Metin Çalışkan: Televizyonun Güzelliği Özlemenin Güzelliğinde Saklı

Leyla ile Mecnun hayatımıza girip usul usul bir fenomene dönüşmeye doğru ilerlediğinde bizdeki etkilerini sadece kestirebiliyorduk. Yayından kalktığında düştüğümüz boşluk, aslında Leyla ile Mecnun’un bir diziden, kurmaca bir işten ötesi olduğunu kanıtlıyordu.

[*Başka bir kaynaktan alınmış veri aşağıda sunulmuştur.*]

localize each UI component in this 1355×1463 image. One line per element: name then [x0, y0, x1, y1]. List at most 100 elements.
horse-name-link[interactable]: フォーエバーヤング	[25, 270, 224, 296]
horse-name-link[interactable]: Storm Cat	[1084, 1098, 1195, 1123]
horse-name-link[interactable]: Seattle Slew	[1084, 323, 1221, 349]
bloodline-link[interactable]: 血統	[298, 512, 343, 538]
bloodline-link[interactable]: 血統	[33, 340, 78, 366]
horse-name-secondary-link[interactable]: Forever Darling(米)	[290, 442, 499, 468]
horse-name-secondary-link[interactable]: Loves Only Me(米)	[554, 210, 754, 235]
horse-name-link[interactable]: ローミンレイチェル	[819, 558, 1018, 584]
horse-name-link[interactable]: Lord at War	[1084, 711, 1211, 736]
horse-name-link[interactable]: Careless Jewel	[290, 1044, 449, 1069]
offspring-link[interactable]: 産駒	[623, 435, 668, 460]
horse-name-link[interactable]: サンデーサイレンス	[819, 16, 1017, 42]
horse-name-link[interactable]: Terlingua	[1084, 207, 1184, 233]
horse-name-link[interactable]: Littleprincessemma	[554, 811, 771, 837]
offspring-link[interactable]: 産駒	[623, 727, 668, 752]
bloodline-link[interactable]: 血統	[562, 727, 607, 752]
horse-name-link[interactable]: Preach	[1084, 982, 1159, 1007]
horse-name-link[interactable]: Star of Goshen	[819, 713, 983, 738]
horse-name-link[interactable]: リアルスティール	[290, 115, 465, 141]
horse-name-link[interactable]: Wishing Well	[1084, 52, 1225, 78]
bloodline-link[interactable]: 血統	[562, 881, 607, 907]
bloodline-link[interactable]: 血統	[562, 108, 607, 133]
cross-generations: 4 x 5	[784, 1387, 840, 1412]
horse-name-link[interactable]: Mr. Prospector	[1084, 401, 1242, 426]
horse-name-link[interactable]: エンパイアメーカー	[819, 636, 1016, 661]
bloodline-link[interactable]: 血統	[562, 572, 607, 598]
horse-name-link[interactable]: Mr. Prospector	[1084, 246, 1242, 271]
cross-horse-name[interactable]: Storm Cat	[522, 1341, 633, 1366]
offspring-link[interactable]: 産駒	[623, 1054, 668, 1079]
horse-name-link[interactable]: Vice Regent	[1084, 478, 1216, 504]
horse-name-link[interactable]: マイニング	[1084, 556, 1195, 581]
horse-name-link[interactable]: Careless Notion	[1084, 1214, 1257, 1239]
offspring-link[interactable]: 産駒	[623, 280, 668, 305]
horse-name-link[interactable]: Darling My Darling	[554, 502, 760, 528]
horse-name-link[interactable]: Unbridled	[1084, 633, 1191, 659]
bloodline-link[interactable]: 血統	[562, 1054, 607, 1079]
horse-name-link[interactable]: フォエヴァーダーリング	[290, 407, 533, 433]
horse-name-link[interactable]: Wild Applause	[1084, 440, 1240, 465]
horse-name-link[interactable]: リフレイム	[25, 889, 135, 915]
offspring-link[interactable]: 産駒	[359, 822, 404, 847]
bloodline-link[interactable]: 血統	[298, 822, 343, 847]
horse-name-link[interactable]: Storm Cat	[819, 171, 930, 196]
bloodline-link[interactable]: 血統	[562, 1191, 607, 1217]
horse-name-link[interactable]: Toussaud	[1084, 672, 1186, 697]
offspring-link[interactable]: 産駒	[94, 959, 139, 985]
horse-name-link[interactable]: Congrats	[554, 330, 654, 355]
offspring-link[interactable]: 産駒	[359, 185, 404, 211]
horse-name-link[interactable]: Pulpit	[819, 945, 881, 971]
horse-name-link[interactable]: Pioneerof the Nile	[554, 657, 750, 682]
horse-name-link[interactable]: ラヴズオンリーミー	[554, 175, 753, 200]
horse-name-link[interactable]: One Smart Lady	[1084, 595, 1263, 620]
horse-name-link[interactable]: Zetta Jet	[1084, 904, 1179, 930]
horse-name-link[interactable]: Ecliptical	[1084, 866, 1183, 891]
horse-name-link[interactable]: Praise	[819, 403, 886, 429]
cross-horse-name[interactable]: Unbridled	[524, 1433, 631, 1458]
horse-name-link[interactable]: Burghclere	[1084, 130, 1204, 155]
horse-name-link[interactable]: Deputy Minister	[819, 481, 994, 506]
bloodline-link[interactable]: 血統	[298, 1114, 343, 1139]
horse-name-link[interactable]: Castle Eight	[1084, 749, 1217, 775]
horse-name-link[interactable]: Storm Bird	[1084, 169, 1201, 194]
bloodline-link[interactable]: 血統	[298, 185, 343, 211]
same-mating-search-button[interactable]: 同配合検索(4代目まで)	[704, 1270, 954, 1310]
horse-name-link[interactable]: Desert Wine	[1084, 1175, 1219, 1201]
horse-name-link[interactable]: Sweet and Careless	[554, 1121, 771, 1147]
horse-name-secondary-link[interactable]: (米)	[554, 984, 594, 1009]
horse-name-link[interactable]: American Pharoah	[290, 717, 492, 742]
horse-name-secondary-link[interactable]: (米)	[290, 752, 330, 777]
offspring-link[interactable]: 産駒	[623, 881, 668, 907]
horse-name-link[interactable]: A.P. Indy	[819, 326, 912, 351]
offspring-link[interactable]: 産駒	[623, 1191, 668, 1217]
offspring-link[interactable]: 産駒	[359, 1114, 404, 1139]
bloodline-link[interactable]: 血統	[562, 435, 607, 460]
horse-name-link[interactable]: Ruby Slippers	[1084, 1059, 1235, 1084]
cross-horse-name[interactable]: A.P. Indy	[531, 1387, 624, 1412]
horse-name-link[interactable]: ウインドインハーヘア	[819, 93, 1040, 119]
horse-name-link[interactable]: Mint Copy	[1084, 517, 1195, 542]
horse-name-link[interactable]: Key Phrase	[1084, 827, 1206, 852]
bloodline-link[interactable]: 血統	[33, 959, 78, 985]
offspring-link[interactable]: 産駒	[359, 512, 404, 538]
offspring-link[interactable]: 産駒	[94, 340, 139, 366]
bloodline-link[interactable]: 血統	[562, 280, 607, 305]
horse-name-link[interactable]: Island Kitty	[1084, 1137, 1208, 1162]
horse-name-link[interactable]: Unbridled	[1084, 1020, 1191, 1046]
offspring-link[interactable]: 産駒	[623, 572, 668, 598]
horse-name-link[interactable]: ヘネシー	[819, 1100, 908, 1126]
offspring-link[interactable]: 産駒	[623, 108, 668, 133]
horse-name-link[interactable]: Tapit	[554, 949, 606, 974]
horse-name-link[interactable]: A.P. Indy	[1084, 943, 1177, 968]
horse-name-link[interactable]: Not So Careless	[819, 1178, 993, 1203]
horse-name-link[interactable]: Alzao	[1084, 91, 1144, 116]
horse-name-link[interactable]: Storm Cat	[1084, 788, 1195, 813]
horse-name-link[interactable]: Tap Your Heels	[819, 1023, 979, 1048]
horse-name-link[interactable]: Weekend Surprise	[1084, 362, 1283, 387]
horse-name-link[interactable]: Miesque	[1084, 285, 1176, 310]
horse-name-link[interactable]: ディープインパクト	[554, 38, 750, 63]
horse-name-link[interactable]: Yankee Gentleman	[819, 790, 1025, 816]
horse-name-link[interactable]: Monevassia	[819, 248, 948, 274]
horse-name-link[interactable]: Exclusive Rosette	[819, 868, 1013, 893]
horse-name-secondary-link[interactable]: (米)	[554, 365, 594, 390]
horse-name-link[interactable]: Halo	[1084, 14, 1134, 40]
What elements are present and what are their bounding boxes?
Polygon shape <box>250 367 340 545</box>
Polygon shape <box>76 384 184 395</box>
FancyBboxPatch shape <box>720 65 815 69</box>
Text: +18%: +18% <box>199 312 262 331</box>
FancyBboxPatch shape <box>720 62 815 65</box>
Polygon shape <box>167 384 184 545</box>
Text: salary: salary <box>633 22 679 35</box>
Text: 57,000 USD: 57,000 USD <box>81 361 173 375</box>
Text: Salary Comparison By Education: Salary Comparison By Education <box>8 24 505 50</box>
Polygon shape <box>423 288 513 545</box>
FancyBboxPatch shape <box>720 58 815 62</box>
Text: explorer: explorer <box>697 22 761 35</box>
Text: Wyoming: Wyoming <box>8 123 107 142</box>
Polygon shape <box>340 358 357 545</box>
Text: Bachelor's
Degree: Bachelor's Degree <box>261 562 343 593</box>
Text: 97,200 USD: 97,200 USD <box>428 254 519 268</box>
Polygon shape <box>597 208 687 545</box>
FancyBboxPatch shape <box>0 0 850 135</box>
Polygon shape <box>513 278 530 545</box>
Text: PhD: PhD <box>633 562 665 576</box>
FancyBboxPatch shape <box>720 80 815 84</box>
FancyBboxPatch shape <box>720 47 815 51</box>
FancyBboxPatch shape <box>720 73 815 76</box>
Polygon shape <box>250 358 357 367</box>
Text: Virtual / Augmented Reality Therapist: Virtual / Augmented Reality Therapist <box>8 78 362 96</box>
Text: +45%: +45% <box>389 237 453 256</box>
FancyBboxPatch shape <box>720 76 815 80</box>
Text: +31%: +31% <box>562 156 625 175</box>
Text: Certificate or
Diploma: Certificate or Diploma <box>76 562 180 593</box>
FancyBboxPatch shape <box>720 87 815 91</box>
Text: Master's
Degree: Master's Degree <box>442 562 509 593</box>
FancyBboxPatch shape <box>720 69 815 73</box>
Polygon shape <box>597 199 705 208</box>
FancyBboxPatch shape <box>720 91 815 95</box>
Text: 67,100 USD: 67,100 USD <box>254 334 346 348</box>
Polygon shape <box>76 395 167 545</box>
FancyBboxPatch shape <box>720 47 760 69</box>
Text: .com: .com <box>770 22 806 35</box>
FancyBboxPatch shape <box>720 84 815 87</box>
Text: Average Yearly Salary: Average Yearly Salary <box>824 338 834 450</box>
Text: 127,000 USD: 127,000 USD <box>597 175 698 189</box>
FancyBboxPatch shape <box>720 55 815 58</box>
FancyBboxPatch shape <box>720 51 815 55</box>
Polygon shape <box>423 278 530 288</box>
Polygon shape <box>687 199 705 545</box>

Kolay değil Leyla ile Mecnun insanlığın pazartesileri iş başı yaptığı ilk tarihten beri depresifliğindeki büyük etkeni, pazartesi sendromunu yıkabilmişti. Dizi her pazartesi hayatımızın sıradanlıktan uzak, ironiyle süslenmiş absürt anlarına dikkat çekiyordu. Belki de dostluk, sevmek vb. önemli duygular dışında kendimizi çok da ciddiye almamamızın, hatta zaman zaman kendimizle dalga geçebilme özgürlüğünde ve rahatlığında olmamız gerekliliğin altını çiziyordu. İyi yazılmış, iyi yönetilmiş, iyi oynanmış dizinin izleyiciye katkısı sadece yukarıdakilerle sınırlı değil tabii. Önemli bir nokta da Leyla ile Mecnun sayesinde izleyicilerin o renkli dikdörtgen kutu üzerindeki asıl hak sahibi olduğunu hatırlayabilmesi, iyi televizyon beklentisinin yeninden yaratılabilmesi, televizyondaki kötü işlerle alakalı eleştirilerde sığınılan arz talep meselesini yıkmasını izleyici televizyon ilişkisine katkıları arasında sayabiliriz. Neticede Leyla ile Mecnun sistem dışın cesur bir projeydi. Evet tutmayabilirdi de fakat tutmasa bile denediği, yapmaya çalıştığı şeyler için takdiri hak edecekti.

leyla ile mecnun

Peki Leyla ile Mecnun nasıl fenomene dönüşmüştü? Pek çok detayı sayesindedir eminim. Bana göre belli başlıları; öncelikle Burak Aksak’ın her bölümde birçok gönderme yapmaya müsait (ki bu göndermelerden bile ayrı ayrı özel bölümler çıkabilir) sınır tanımayan izleyicisini ise katiyen aptal yerine koymayan etkili kalemi akla geliyor. Ben de Özledim’in ilk bölümünde Leyla ile Mecnun’un iki buçuk üç dakikalık malum kişi ve kurumlar sayesinde izleyemediğimiz finali sanırım Burak Aksak’ın senaristliğine ne denli güçlü olduğuna dair en büyük kanıt. Spoiler (Türkçesini internette sürprizbozan olarak görmüştüm kim bulduysa sağolsun) yani süprizbozan sinema, dizi sektörünün ilk çağları incelendiğinde bile izleyiciler arasında kavga dövüş mevzulardır. Örneğin 1957 yapımı Billy Wilder filmi Beklenmeyen Şahit filminin sonunda, filmin finalini filmin keyfini bozmamak için kimseye söylemeyin gibi bir ibare bulunur. Wilder, sürprizbozanın ölümcüllüğünü keşfetmiş olacak ki yapımcılarla bu formülü bulurlar. Süprizbozan hususunda düşündüğümde ilk tehlike çanları Altıncı His, Dövüş Kulübü, Others, Olağan Şüpheliler gibi filmlerle çalardı, artık bu filmlerin arasına belki de ilk sıraya, Aksak’ın kalemi sayesinde Shakespeare’le Ferdi Tayfur’u, Tehlikeli Oyunlar’la Ghost Busters’ı aynı dizide buluşturabilen Leyla ile Mecnun’u da yazmak gerekecek.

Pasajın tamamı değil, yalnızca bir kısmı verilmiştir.